ACT! Training for Sales and Tech Investments

Sep 16, 2009 | General

Let’s take a look at two scenarios.   In our first scenario, in walks your plant manager and she informs you that your main press  just broke down and it needs $15,000 in immediate repairs to meet the demand for existing orders and keep shipping product.  What do you do?  Well, if filling those orders is critical to your business success, you’re going to get the press fixed, ASAP.  It’s a no brainer.

Now in the second scenario, in walks your sales manager.  He’s been looking for ways to increase sales and has determined that implementing a custom Act! CRM system, at a cost of $15,000, is the way to go.  The Act! By Sage contact manangement system will replace the existing paper and Excel spread sheet system and the Act! training for the sales team, tailored to implement your specific sales processes, will provide a payback in just a few months based on his research.  What is your decision?

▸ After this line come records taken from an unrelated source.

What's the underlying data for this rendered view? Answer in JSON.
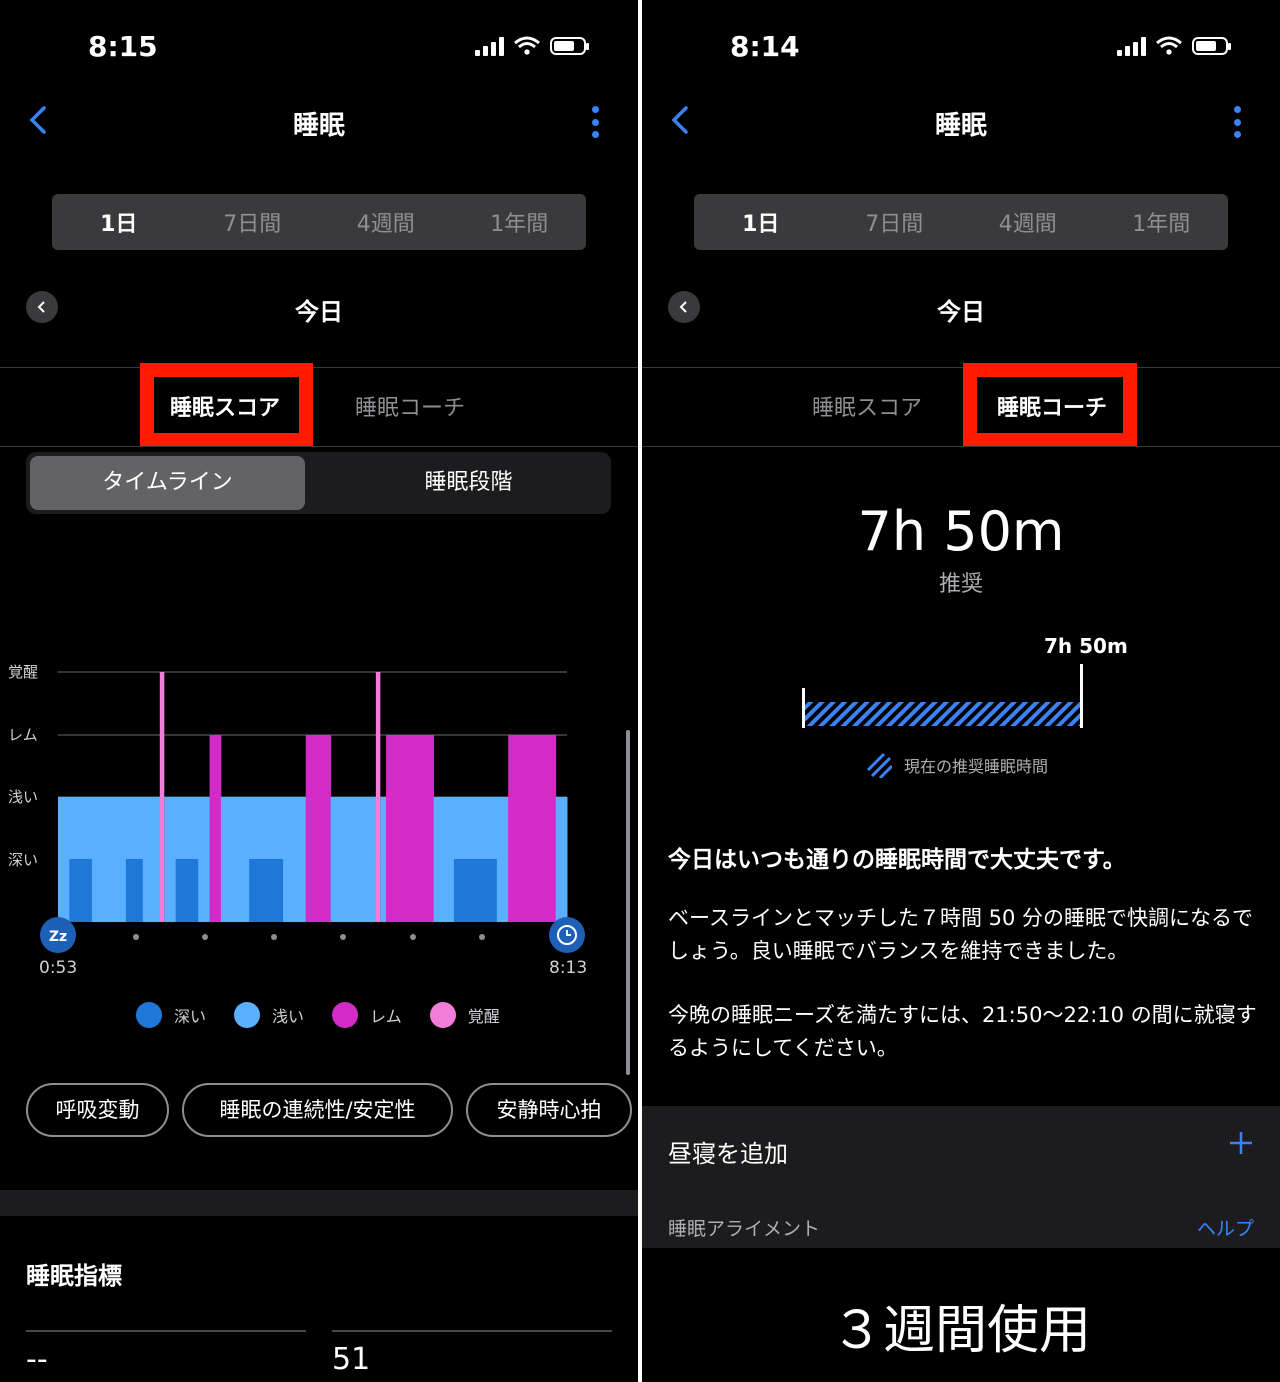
{
  "left": {
    "status": {
      "time": "8:15"
    },
    "nav": {
      "title": "睡眠"
    },
    "range_tabs": [
      "1日",
      "7日間",
      "4週間",
      "1年間"
    ],
    "date": "今日",
    "tabs": {
      "score": "睡眠スコア",
      "coach": "睡眠コーチ",
      "active": "score"
    },
    "view_toggle": {
      "timeline": "タイムライン",
      "stages": "睡眠段階"
    },
    "chart": {
      "ylabels": [
        "覚醒",
        "レム",
        "浅い",
        "深い"
      ],
      "start_time": "0:53",
      "end_time": "8:13"
    },
    "legend": [
      {
        "label": "深い",
        "color": "#1e78d8"
      },
      {
        "label": "浅い",
        "color": "#5ab0ff"
      },
      {
        "label": "レム",
        "color": "#d22bc6"
      },
      {
        "label": "覚醒",
        "color": "#f07ed8"
      }
    ],
    "pills": [
      "呼吸変動",
      "睡眠の連続性/安定性",
      "安静時心拍"
    ],
    "metrics": {
      "title": "睡眠指標",
      "value1": "--",
      "value2": "51"
    }
  },
  "right": {
    "status": {
      "time": "8:14"
    },
    "nav": {
      "title": "睡眠"
    },
    "range_tabs": [
      "1日",
      "7日間",
      "4週間",
      "1年間"
    ],
    "date": "今日",
    "tabs": {
      "score": "睡眠スコア",
      "coach": "睡眠コーチ",
      "active": "coach"
    },
    "recommended": {
      "duration": "7h 50m",
      "label": "推奨",
      "bar_label": "7h 50m",
      "legend": "現在の推奨睡眠時間"
    },
    "paragraphs": {
      "heading": "今日はいつも通りの睡眠時間で大丈夫です。",
      "p1": "ベースラインとマッチした７時間 50 分の睡眠で快調になるでしょう。良い睡眠でバランスを維持できました。",
      "p2": "今晩の睡眠ニーズを満たすには、21:50～22:10 の間に就寝するようにしてください。"
    },
    "nap": {
      "label": "昼寝を追加"
    },
    "alignment": {
      "label": "睡眠アライメント",
      "help": "ヘルプ"
    },
    "usage": "３週間使用"
  },
  "sleep_stages": [
    {
      "stage": "light",
      "dur": 1
    },
    {
      "stage": "deep",
      "dur": 2
    },
    {
      "stage": "light",
      "dur": 3
    },
    {
      "stage": "deep",
      "dur": 1.5
    },
    {
      "stage": "light",
      "dur": 1.5
    },
    {
      "stage": "awake",
      "dur": 0.4
    },
    {
      "stage": "light",
      "dur": 1
    },
    {
      "stage": "deep",
      "dur": 2
    },
    {
      "stage": "light",
      "dur": 1
    },
    {
      "stage": "rem",
      "dur": 1
    },
    {
      "stage": "light",
      "dur": 2.5
    },
    {
      "stage": "deep",
      "dur": 3
    },
    {
      "stage": "light",
      "dur": 2
    },
    {
      "stage": "rem",
      "dur": 2.2
    },
    {
      "stage": "light",
      "dur": 4
    },
    {
      "stage": "awake",
      "dur": 0.4
    },
    {
      "stage": "light",
      "dur": 0.5
    },
    {
      "stage": "rem",
      "dur": 4.2
    },
    {
      "stage": "light",
      "dur": 1.8
    },
    {
      "stage": "deep",
      "dur": 3.8
    },
    {
      "stage": "light",
      "dur": 1
    },
    {
      "stage": "rem",
      "dur": 4.2
    },
    {
      "stage": "light",
      "dur": 1
    }
  ]
}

Well, based upon the results of the CSO Insights (a leading reporter of sales metrics and trends) 2009 Sales Performance Optimization Report (http://www.kadient.com/form.aspx?id=589), most companies today believe they would do better in this economy by cutting costs rather than improving sales effectiveness.  I guess the sales manager will hear a message of no to the Act! CRM solution, and yes, let’s cut sales training and sales support staff while we are at it. Heck, we’ve got to pay for the repairs to our delivery truck!

The CSO Insights report found that the percentage of sales reps failing to hit their sales quota is down – down from already downwardly adjusted numbers… so even lower expectations aren’t being met.  On the plus side, the report revealed that the top 20 percent of salespeople are generating 61.5 percent of the revenue.  This suggests that better training in best practices might improve overall performance for the other 80 percent of the sales reps.  The report also points out that for 70 percent of the firms surveyed, their new salespeople take at least seven months to ramp up, suggesting that better training and technology could make new reps more productive faster.

Additionally, the report makes the case that investing in improved sales effectiveness needs to be a top priority this year:  “Success in2009 will be achieved by making more sales calls.  The real objective is going to be how to make great calls: motivating stakeholders to meet with you; creating a sense of urgency that moves evaluating your solutions to the top of their priority list; differentiating yourself from the competition; selling value; and creating a compelling business case to get the project approved now. “

To accomplish those goals, salespeople must be more effective than they were in prior years.  Continuing to only cut costs will see revenues and margins continue to fall.  The CSO report points out that “2009 needs to be about investing your way to sales effectiveness” by looking elsewhere in the organization for ways to make budget cuts.

OK, back to our scenarios.  There is an important message here. It might be a good idea to remember that sales come before production.  If sales and marketing aren’t closing the deals, there will be no orders to produce.  Are your sales and marketing systems as good as they can be?  Do you have disjointed islands of sales data throughout your organization? Do you expect your sales reps to do better this year with last year’s tools?  How’s that working for you?